Time-course experiments with the anti-FRQ antibody have revealed interesting insights into the interaction of these TOR pathway components with the FRQ/WCC TTFL. Our previous results demonstrated that the FRQ protein rhythm dampens over time in the absence of VTA protein (Ratnayake et al., 2018). In our current work with GTR2, similar results were obtained, and the presence of GTR2 was shown to be essential to maintain normal expression of the FRQ protein. In related research (Diernfellner et al., 2019), the clock-controlled gene prd-4 was found to be essential for FRQ phosphorylation in response to translation inhibition. This phosphorylation requires an upstream kinase of PRD-4, which was identified as TORC1 using phosphorylation of S6 as an assay for TORC1 activity (Diernfellner et al., 2019). We have not characterized the pathway through which VTA and GTR2 affect FRQ, but our work is consistent with the work of Diernfellner et al. and suggests a pathway: VTA > GTR2 > TOR > PRD4 > FRQ.
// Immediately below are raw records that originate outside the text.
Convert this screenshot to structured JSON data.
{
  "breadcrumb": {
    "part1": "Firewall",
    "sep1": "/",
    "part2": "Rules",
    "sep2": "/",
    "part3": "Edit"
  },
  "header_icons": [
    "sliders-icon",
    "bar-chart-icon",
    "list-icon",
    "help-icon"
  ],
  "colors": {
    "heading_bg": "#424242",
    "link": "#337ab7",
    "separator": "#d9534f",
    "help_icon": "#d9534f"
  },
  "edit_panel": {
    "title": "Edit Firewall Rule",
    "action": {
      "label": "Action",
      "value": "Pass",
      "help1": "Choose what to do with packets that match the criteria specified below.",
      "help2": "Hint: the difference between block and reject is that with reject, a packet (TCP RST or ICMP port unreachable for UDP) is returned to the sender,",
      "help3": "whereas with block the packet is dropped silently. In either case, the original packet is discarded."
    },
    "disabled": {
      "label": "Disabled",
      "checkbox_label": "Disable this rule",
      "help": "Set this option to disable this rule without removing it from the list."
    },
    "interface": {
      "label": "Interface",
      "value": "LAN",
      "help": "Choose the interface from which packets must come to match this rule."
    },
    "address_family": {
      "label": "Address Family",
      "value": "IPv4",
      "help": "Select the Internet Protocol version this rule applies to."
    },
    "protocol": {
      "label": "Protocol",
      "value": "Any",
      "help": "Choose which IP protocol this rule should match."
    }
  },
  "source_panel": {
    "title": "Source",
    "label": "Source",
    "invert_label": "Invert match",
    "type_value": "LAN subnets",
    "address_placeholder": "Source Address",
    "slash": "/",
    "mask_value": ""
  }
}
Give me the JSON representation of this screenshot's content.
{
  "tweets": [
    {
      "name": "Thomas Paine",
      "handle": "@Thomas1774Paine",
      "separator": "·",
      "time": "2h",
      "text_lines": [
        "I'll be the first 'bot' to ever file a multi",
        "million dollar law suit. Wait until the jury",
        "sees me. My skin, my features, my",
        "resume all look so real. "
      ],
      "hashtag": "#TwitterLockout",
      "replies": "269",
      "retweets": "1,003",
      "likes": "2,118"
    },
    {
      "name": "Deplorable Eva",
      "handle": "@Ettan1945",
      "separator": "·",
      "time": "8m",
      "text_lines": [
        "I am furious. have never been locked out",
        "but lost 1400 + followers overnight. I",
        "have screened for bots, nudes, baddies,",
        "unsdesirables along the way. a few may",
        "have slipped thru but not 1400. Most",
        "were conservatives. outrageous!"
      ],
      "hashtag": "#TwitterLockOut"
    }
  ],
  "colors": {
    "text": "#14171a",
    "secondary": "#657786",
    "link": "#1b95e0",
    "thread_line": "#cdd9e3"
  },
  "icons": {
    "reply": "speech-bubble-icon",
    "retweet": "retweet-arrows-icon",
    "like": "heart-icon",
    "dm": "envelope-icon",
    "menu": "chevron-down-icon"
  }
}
Overall, it can be concluded that the presence of both VTA and GTR2 is necessary for the normal function of FRQ and the circadian system, demonstrating a strong connection between the TOR pathway and circadian rhythms. We propose that GTR2 and VTA maintain circadian rhythmicity through the complementary interaction of a FLO with the FRQ/WCC TTFL, supporting our model that the TTFL is not adequate to explain circadian rhythms in N. crassa. We hypothesize that FLO may work through the TOR pathway, which is an essential metabolic signaling pathway in all eukaryotes. Our results are expected to have implications for enhancing the understanding of the circadian systems of other organisms, and for understanding the fundamentally important process of timekeeping in eukaryotes.